As the Liberal Party embarks on an entirely predictable post-mortem of its election loss, there is really only one question left to ask. Will the Party have the intestinal fortitude to confront the elephant in its own room?

Instead of setting up sub-committees, review commissions and focus groups to attempt to discover the flaws in its policies and campaign strategy, the Party will completely forfeit its opportunity to re-set its future if it refuses to address the underlying — and perhaps the only — reason for its electoral loss: the grotesque failure of its executive chairman/CEO to manage the Party’s succession two years before the election.

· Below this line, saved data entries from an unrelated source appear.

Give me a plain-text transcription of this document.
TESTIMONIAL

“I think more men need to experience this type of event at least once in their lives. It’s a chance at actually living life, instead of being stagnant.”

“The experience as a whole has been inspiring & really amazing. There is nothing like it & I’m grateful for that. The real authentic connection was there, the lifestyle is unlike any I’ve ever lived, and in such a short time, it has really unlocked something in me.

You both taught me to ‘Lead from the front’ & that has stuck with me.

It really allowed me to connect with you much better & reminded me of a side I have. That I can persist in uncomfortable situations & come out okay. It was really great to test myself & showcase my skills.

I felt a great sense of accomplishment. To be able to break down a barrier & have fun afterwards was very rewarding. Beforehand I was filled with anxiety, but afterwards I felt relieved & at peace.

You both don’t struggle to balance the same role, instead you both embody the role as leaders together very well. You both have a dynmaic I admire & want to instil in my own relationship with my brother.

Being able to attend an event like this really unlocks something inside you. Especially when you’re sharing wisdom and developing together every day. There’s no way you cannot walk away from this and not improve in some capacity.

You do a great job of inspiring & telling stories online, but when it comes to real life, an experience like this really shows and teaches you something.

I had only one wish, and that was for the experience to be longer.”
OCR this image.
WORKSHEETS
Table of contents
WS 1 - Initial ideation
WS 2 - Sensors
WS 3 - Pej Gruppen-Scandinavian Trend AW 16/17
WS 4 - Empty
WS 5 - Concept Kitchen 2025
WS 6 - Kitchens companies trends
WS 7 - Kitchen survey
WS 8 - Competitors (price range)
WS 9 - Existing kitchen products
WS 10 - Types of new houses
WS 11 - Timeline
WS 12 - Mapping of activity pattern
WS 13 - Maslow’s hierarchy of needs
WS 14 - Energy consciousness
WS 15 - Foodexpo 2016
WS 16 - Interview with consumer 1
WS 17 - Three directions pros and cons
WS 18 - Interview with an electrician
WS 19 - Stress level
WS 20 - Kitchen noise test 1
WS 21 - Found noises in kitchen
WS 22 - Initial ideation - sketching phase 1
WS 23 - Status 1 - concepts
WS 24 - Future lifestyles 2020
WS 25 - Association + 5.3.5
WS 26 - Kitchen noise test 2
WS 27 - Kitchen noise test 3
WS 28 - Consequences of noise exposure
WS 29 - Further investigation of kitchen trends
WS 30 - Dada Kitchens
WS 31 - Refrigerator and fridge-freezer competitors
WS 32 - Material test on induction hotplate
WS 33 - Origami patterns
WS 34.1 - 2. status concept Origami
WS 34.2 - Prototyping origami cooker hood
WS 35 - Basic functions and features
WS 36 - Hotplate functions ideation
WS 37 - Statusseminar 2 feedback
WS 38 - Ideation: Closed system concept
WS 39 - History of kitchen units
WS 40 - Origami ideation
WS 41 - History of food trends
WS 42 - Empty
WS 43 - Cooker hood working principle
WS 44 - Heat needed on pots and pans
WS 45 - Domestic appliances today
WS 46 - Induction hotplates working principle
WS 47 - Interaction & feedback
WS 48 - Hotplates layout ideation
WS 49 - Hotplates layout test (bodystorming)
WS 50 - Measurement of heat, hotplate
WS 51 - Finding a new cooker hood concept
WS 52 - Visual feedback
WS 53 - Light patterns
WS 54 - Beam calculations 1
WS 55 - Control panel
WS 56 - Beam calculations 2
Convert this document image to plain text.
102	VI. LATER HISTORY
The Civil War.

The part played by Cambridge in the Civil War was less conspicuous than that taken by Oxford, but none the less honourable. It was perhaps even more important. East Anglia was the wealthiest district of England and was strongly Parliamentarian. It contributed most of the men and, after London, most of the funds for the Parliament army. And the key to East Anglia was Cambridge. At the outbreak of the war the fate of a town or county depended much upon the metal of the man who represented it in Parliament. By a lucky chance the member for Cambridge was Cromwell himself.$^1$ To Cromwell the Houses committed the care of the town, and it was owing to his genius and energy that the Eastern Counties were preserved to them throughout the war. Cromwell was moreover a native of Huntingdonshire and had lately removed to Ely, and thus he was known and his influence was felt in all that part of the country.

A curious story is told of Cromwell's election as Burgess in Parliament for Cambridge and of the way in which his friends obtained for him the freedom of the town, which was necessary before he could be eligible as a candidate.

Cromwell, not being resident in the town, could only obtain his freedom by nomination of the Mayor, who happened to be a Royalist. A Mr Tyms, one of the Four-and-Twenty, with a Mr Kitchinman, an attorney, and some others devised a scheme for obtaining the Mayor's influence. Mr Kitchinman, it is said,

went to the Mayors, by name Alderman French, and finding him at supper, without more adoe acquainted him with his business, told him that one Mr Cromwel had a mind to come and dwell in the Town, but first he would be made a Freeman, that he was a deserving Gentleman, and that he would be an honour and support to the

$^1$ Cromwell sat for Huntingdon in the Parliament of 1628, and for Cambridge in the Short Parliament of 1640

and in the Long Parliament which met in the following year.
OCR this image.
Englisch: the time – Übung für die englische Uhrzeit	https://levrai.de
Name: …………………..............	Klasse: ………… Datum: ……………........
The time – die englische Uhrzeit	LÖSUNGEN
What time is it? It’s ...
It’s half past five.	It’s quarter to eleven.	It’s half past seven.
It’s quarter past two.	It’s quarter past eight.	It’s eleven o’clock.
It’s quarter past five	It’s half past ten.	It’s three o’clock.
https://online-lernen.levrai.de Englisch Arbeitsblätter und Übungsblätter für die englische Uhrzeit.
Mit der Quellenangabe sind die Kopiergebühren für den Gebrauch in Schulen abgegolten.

This is not about Howard-bashing or culture wars. This is a fundamental structural issue about the Liberal Party’s systemic failure to ensure that a highly successful government running a hugely successful economy did what the board and CEO of any large, well-run organisation is mandated to do — manage its internal succession at the right time in a professional and seamless fashion.

The Coalition should never have lost this election. Arguably it almost certainly would not have lost if the Liberal Party had engineered a smooth leadership succession from John Howard in 2006 and then embarked on policy renewal and reinvigoration under a new leadership team for at least 18 months before the election. It was presiding over a purring economy and, despite the inevitable missteps of a decade-old government, was widely regarded as a successful administration.

By allowing its leader to effectively hijack its internal governance, for his own selfish reasons, the Liberal Party lost a federal election and has now lost its direction. By not openly addressing — and fixing — this transparent failure of process, the Party will condemn itself to a repeat performance. It should fess up and fix itself up.